My understanding is that intel/llvm with CUDA backend now maps multiple streams to one sycl::device (only solution to implement efficient out-of-order queue). HipSYCL does that same. And maybe most of the application's map will subdevice to the same native backend (I didn't check but that seems to be the most natural way to implement it...)

Exactly, right now the spec assumes a single native_device. So I think we can do the same here. But if one day we change the day to support this M:N mapping, we should not forget to think about the implications of this change on this issue of uniqueness.

So in the cuda backend the native object that contructs a sycl::device is a CUdevice: sycl::device does not need to contain any streams as members etc. So the fact that PI_CUDA uses multiple streams per device is not relevant to make_device.

TApplencourt commented 2 years ago

Good point. I was wrong, Nobody map multiple sycl::device to native::device. They do that at the queue level! Then please just forget everything I said :)

JackAKirk commented 2 years ago

Good point. I was wrong, Nobody map multiple sycl::device to native::device. They do that at the queue level! Then please just forget everything I said :)

I think this is true though:

Exactly, right now the spec assumes a single native_device. So I think we can do the same here.
But if one day we change the day to support this M:N mapping, we should not forget to think about the implications of this change on this issue of uniqueness.

It's possible some backend may do (if not now then in the future) this I guess.

gmlueck commented 2 years ago

FWIW, the Level Zero and CUDA backend specifications clarify that the behavior is option 2:

  1. make_device should return an existing sycl::device if one already exists with the specified native device.

From the Level Zero specification:

Constructs a SYCL device instance from a Level-Zero ze_device_handle_t. The SYCL execution environment for the Level Zero backend contains a fixed number of devices that are enumerated via sycl::device::get_devices() and a fixed number of sub-devices that are enumerated via sycl::device::create_sub_devices(...). Calling this function does not create a new device. Rather it merely creates a sycl::device object that is a copy of one of the devices from those enumerations.

From the proposed CUDA backend (#197):

Construct a SYCL device from a CUDA device. As the SYCL execution environment for the CUDA backend contains a fixed number of devices that are enumerated via sycl::device::get_devices(). Calling this function does not create a new device. Rather it merely creates a sycl::device object that is a copy of one of the devices from that enumeration.

We should probably add similar language to the OpenCL backend spec.

fraggamuffin commented 2 years ago

Will it fail it it exists or a random id that doesn't correspond to anything? But what about remote accelerators that is not enumerated: device ID not reported by SYCL

keryell commented 2 years ago

Another use-case is hot-plug devices, where it is complex to have all the high-level SYCL objects in sync while iterating on them, so it seems difficult to assume that any back-end device is already in the get_devices().

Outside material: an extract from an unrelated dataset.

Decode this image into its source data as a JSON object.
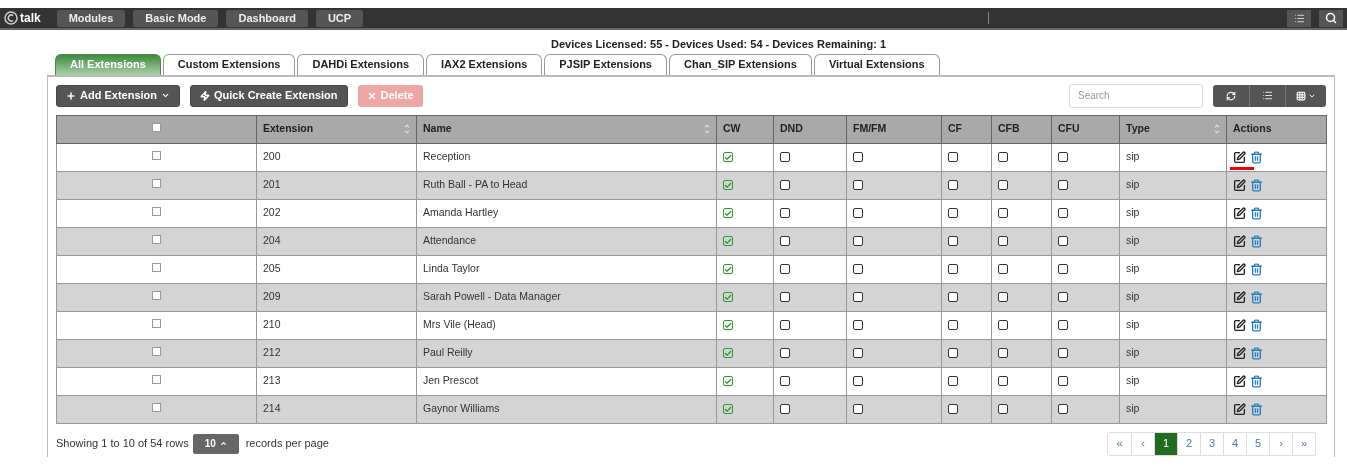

gmlueck commented 2 years ago

@keryell, would you be happy if we add wording to the OpenCL backend interop specification that is similar to the wording we have already for CUDA and Level Zero? For example (describing make_device):

Construct a SYCL device object from an OpenCL device ID. The SYCL execution environment for the OpenCL backend contains a fixed number of root devices that are enumerated via sycl::device::get_devices(). Calling this function with a device ID of an OpenCL root device returns a copy of one of the device objects that is returned from that call.

This leaves the question open as to whether some other backend could support a more dynamic environment of root devices.